The pandemic




Perhaps because there are no dramatic events associated with Covid-19, perhaps because our own or our friends’ experience with Covid-19 has not been too painful, perhaps because we believe that it is dangerous only for very old and frail people with co-morbidities, or perhaps because we just want it to go away, Covid-19 has slipped out of our policy concerns.

But it is still taking the lives of about 40 Australians a day (think of an airline crash once a week). It is causing long-term health problems for many sufferers. It is overloading our already-overstretched health systems. It is disrupting people’s personal and business plans.
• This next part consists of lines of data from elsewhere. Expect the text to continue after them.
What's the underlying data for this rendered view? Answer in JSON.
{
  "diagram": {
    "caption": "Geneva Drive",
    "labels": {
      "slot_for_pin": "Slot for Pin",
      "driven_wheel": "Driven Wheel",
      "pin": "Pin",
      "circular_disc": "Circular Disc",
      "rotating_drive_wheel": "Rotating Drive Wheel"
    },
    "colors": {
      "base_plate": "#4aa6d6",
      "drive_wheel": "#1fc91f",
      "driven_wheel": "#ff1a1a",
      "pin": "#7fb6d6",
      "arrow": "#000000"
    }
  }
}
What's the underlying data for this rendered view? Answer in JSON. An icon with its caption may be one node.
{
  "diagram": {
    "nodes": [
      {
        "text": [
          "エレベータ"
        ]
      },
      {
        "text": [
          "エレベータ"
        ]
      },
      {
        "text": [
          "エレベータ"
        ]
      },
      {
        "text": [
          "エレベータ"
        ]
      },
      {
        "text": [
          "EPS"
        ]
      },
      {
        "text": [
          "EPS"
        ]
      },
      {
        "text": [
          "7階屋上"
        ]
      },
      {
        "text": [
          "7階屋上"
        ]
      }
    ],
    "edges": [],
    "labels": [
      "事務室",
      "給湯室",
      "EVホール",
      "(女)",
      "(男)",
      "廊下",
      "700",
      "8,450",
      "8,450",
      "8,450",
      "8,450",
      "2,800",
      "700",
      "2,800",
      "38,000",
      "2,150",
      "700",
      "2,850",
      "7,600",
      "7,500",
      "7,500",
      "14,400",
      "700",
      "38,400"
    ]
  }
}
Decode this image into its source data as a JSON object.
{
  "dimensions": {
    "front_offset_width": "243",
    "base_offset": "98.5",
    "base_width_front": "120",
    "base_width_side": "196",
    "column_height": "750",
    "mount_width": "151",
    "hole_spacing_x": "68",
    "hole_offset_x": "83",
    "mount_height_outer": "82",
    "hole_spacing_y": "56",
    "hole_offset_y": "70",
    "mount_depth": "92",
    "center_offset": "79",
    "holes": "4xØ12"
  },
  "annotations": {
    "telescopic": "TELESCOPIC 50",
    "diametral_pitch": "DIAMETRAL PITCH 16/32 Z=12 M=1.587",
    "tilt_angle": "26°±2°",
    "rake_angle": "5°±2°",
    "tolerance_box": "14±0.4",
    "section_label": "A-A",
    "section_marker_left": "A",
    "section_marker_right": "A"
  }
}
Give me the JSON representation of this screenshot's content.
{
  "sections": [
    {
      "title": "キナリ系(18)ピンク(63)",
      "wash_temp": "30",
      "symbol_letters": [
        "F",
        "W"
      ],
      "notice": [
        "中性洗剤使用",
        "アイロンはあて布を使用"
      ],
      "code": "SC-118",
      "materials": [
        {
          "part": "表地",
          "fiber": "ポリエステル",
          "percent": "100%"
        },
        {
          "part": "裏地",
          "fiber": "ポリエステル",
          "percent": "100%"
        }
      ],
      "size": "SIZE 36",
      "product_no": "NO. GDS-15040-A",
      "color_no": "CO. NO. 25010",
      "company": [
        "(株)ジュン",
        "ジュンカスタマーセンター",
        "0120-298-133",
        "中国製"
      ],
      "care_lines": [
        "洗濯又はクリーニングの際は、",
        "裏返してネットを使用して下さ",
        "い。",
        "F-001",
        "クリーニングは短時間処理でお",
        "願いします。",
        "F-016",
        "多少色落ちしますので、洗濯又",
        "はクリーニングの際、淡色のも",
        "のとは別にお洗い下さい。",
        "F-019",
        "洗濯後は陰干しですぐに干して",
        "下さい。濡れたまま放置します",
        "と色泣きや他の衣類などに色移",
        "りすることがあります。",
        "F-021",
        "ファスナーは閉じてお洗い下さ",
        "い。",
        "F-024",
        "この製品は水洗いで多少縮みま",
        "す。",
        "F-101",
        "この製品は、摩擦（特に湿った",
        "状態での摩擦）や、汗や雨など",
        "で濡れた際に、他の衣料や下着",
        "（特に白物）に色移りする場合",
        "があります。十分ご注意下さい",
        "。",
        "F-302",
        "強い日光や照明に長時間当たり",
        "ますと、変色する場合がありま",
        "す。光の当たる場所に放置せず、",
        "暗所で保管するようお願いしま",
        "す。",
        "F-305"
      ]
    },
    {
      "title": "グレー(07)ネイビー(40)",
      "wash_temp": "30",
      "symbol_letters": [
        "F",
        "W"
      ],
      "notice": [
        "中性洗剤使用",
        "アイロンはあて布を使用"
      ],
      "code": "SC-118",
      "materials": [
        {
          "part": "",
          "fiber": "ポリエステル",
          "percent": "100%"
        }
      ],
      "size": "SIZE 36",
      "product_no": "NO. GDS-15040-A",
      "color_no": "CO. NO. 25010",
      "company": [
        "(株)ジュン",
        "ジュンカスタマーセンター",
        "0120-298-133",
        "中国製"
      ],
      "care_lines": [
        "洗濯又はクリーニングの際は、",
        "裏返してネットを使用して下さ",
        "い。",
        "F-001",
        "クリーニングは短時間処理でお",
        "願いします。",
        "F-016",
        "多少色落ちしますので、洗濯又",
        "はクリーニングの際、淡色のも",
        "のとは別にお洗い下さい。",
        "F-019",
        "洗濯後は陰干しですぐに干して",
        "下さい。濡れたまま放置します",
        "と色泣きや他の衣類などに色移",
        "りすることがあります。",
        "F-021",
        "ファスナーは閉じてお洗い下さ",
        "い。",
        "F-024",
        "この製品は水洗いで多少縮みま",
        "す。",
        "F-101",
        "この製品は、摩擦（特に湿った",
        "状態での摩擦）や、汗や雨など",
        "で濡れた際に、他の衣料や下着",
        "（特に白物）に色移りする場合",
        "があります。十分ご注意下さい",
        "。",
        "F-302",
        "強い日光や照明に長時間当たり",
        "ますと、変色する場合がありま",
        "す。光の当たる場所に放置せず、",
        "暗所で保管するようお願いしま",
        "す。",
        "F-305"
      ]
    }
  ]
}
It will probably present a greater threat of death or severe illness as the benefits of vaccination or prior exposure wear off.

I will therefore continue to keep the roundup updated with basic information on cases, deaths and vaccination in Australia.

Cases and deaths

Maybe cases are on the way down as this most recent wave subsides, but deaths are not falling.

(Systems analysts looking at this pattern of case numbers will recognize the phenomenon of slowly dampening oscillations – similar to the effect when you throw a stone into a pond and the waves keep on getting smaller and smaller.)

Cases are on the way down in all states, including Western Australia where they peaked about a week ago.

The death rate per case, based on an assumed three-week lag between diagnosis and death, is around 0.12 percent, or 1 in 800.  It is much lower in Western Australia, at 0.03 percent or 1 in 3400. Western Australia also has the highest level of third-dose vaccination as seen in the next graph, which emphasises the proportion of the adult population not yet vaccinated.

Note that over the two weeks from May 11 to May 25 in most states there has been little progress in third dose vaccination.

For comprehensive data on recorded cases, deaths, hospitalizations and more, see the website maintained by Juliette O’Brien and her colleagues: Covid-19 in Australia.  Data on vaccination is on the ABC’s vaccine tracker, maintained by Inga Ting and her colleagues. The Guardian’s data tracker has further select data, including reported infection rates in regions within states.